Nominally, the film is an art heist thriller, in which auction house employee Simon (James McAvoy) serves as inside man to help French thief Franck (Vincent Cassel) steal an enormously expensive Goya that Simon then absconds with. The problem is, he doesn't know why, or remember what he did with the thing: having suffered a blow to the head during the theft, his brain has gone a bit wonky, and he's developed a very localised form of amnesia. The only way around this seems to be hypnotherapy, which Franck arranges with a certain Dr. Elizabeth Lamb (Rosario Dawson), who very quickly susses out what's really going on, and demands to be cut into the gang before she'll help out. Meanwhile, Simon falls in love with her, while continuing to keep the truth of what happened buried deep in his brain, and in short order we've got quite a nifty little stack of double crosses and Mexican stand-offs and nobody trust anyone else, while Simon can't even trust himself, as his ability to keep straight the real now, the remembered past, and the artificial fragments his brain is throwing out as a defense mechanism is in grave doubt.
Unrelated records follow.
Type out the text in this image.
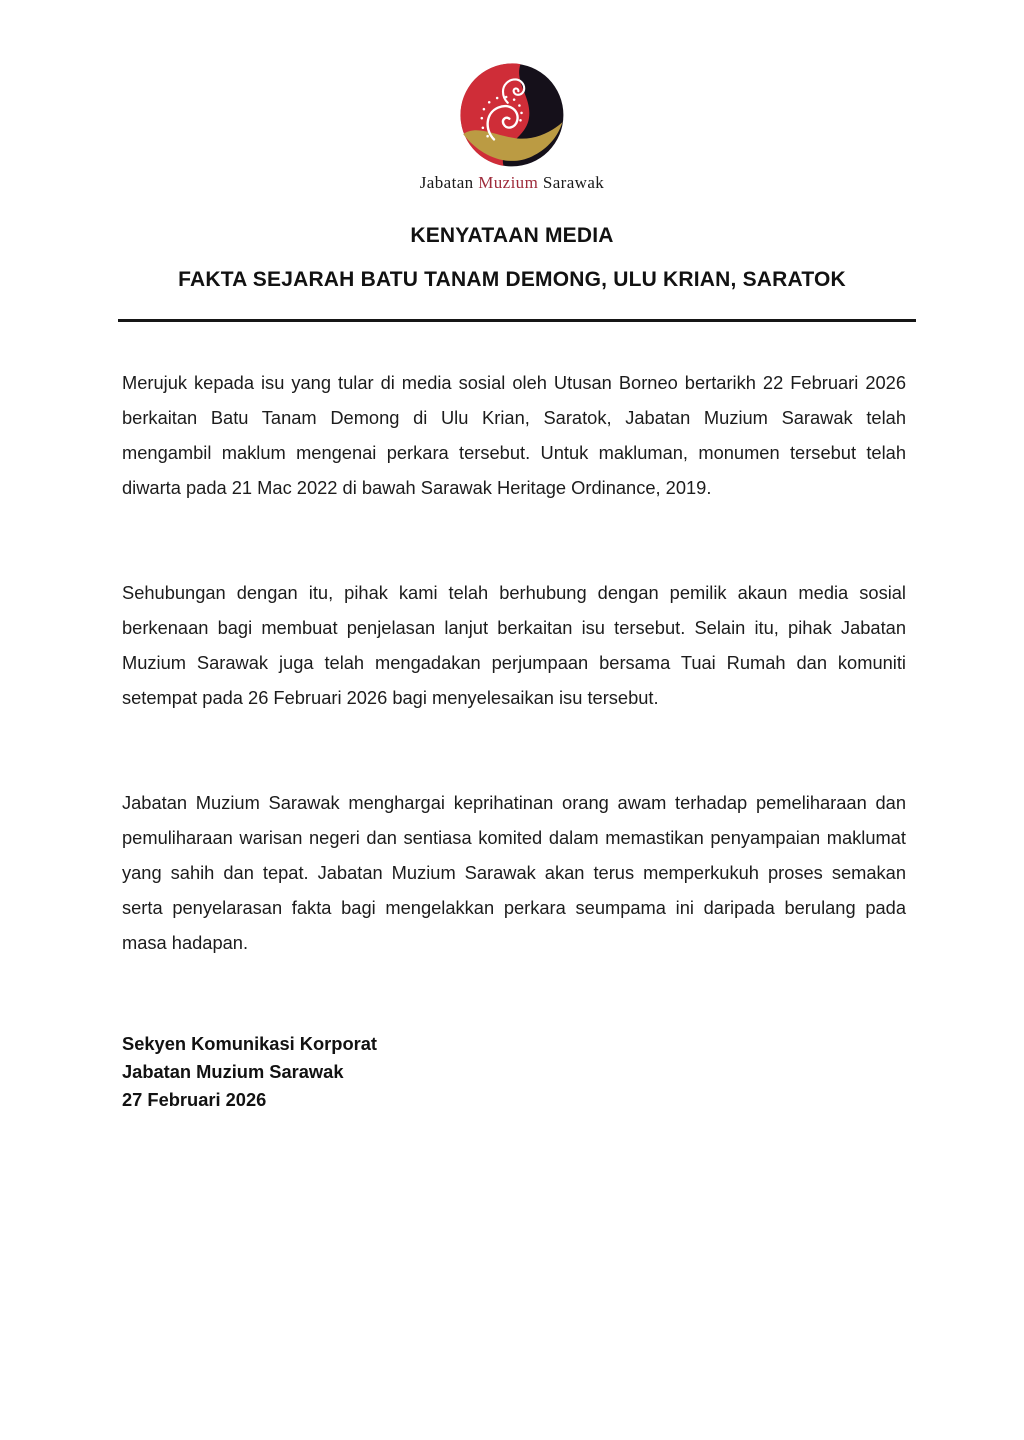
Jabatan Muzium Sarawak
KENYATAAN MEDIA
FAKTA SEJARAH BATU TANAM DEMONG, ULU KRIAN, SARATOK

Merujuk kepada isu yang tular di media sosial oleh Utusan Borneo bertarikh 22 Februari 2026 berkaitan Batu Tanam Demong di Ulu Krian, Saratok, Jabatan Muzium Sarawak telah mengambil maklum mengenai perkara tersebut. Untuk makluman, monumen tersebut telah diwarta pada 21 Mac 2022 di bawah Sarawak Heritage Ordinance, 2019.

Sehubungan dengan itu, pihak kami telah berhubung dengan pemilik akaun media sosial berkenaan bagi membuat penjelasan lanjut berkaitan isu tersebut. Selain itu, pihak Jabatan Muzium Sarawak juga telah mengadakan perjumpaan bersama Tuai Rumah dan komuniti setempat pada 26 Februari 2026 bagi menyelesaikan isu tersebut.

Jabatan Muzium Sarawak menghargai keprihatinan orang awam terhadap pemeliharaan dan pemuliharaan warisan negeri dan sentiasa komited dalam memastikan penyampaian maklumat yang sahih dan tepat. Jabatan Muzium Sarawak akan terus memperkukuh proses semakan serta penyelarasan fakta bagi mengelakkan perkara seumpama ini daripada berulang pada masa hadapan.

Sekyen Komunikasi Korporat
Jabatan Muzium Sarawak
27 Februari 2026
It's pretty transparent while you're watching it that the crime thriller mechanics aren't of terrible interest to anybody: the writing is much more interested the disintegration of Simon's mental state, and the filmmaking is mostly about hyper-saturated blocks of solid neon colors and pulsing editing, and a really impressive soundscape consisting not only of some of the most whirling, satisfyingly Expressionist sound design I've heard in many months, but hard-driving music both original (composed by Rick Smith) and otherwise, that's as energetic and intoxicating as anything in Boyle's conspicuously music-fixated film career. Frankly, the film gets such mileage out of of its soundtrack, frequently expressiing the heightened moods of the piece more through aural means than by visuals or acting, that it's almost best to think of it as a sort of ecstatic sound collage that happens to be illustrated with Anthony Dod Mantle's splashy eye candy, rather than as a narrative film in any useful sense. That is, at any rate, the way that I found it to be most enjoyable.
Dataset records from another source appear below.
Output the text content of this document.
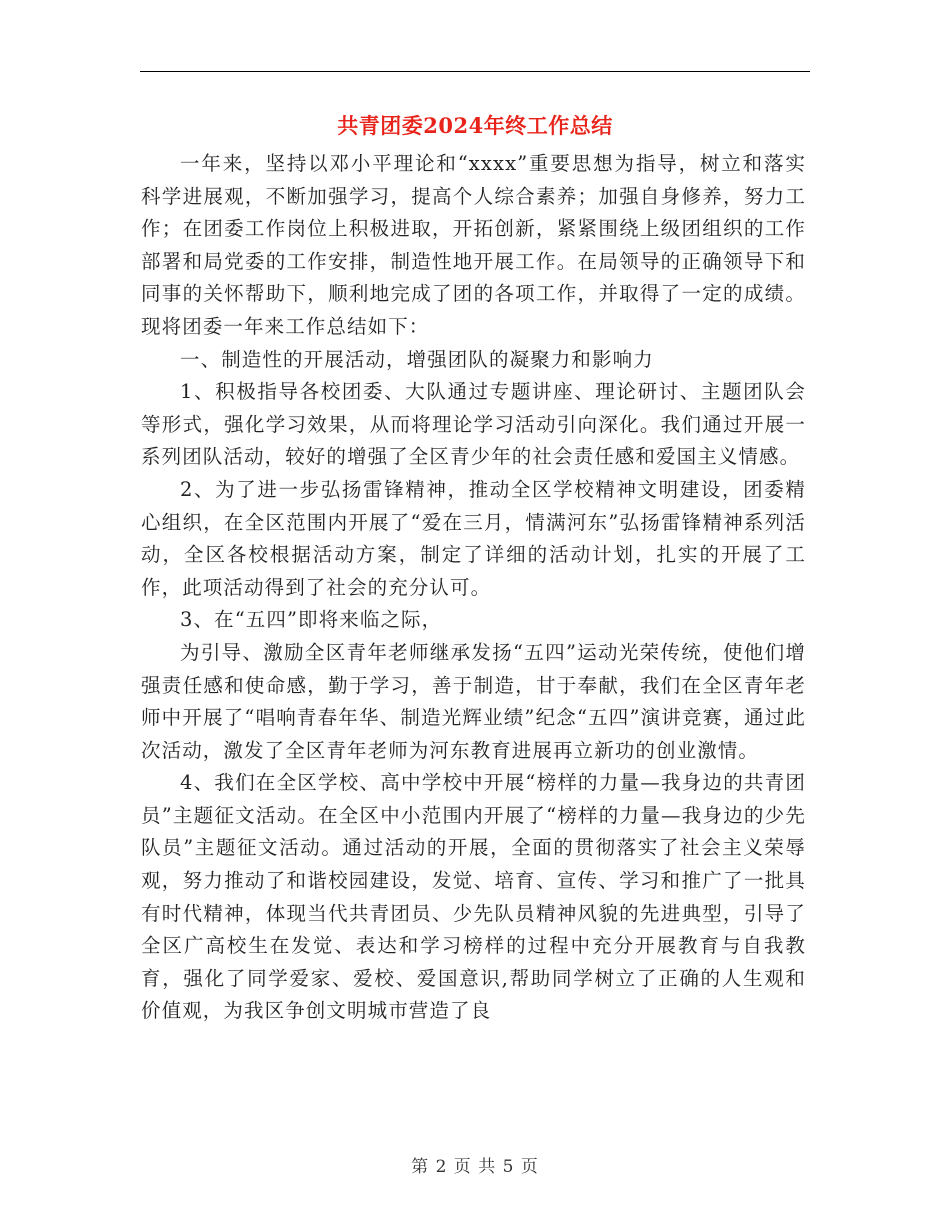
共青团委2024年终工作总结

一年来，坚持以邓小平理论和“xxxx”重要思想为指导，树立和落实科学进展观，不断加强学习，提高个人综合素养；加强自身修养，努力工作；在团委工作岗位上积极进取，开拓创新，紧紧围绕上级团组织的工作部署和局党委的工作安排，制造性地开展工作。在局领导的正确领导下和同事的关怀帮助下，顺利地完成了团的各项工作，并取得了一定的成绩。现将团委一年来工作总结如下：

一、制造性的开展活动，增强团队的凝聚力和影响力

1、积极指导各校团委、大队通过专题讲座、理论研讨、主题团队会等形式，强化学习效果，从而将理论学习活动引向深化。我们通过开展一系列团队活动，较好的增强了全区青少年的社会责任感和爱国主义情感。

2、为了进一步弘扬雷锋精神，推动全区学校精神文明建设，团委精心组织，在全区范围内开展了“爱在三月，情满河东”弘扬雷锋精神系列活动，全区各校根据活动方案，制定了详细的活动计划，扎实的开展了工作，此项活动得到了社会的充分认可。

3、在“五四”即将来临之际，

为引导、激励全区青年老师继承发扬“五四”运动光荣传统，使他们增强责任感和使命感，勤于学习，善于制造，甘于奉献，我们在全区青年老师中开展了“唱响青春年华、制造光辉业绩”纪念“五四”演讲竞赛，通过此次活动，激发了全区青年老师为河东教育进展再立新功的创业激情。

4、我们在全区学校、高中学校中开展“榜样的力量—我身边的共青团员”主题征文活动。在全区中小范围内开展了“榜样的力量—我身边的少先队员”主题征文活动。通过活动的开展，全面的贯彻落实了社会主义荣辱观，努力推动了和谐校园建设，发觉、培育、宣传、学习和推广了一批具有时代精神，体现当代共青团员、少先队员精神风貌的先进典型，引导了全区广高校生在发觉、表达和学习榜样的过程中充分开展教育与自我教育，强化了同学爱家、爱校、爱国意识,帮助同学树立了正确的人生观和价值观，为我区争创文明城市营造了良

第 2 页 共 5 页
And enjoyable it most unabashedly is. Nobody involved seems to be taking the film unnecessarily seriously, with the actors openly embracing the shallowness of their roles and playing up their basic archetypal characteristics in a way that manages to make a B-movie strength out of how ultimately frivolous all of this is (Cassel especially; I had high hopes for McAvoy and Boyle collaborating, but the actor is simply not precise enough in a role that is by narrative requirement devoid of real backstory or undercurrents to make more of an impression than the flashy cinema around him - maybe next time), and the behind-the-camera talent putting their skills to razzle-dazzle first and above all. But it is good razzle-dazzle; it is appealing to look at and damned intoxicating to listen to, and no matter how trashy the plot is, it is told with the extreme zeal of showmen who know that you can make anything plausible if you blitz through it with enough speed and energy that the audience doesn't get an opportunity to reflect on it. That's what all the twists and piled-on complications are about, really; keeping us constantly amused and distracted, so that the bravura nature of what's happening will be more delightful than its implausibility is irritating. Obviously, different people will have a different interest in this kind of thing, but I will readily admit that I was in exactly the right mood for this kind of gorgeously superficial junk food, and I am extremely happy that people this talented are still willing to make things this snazzy and entertaining.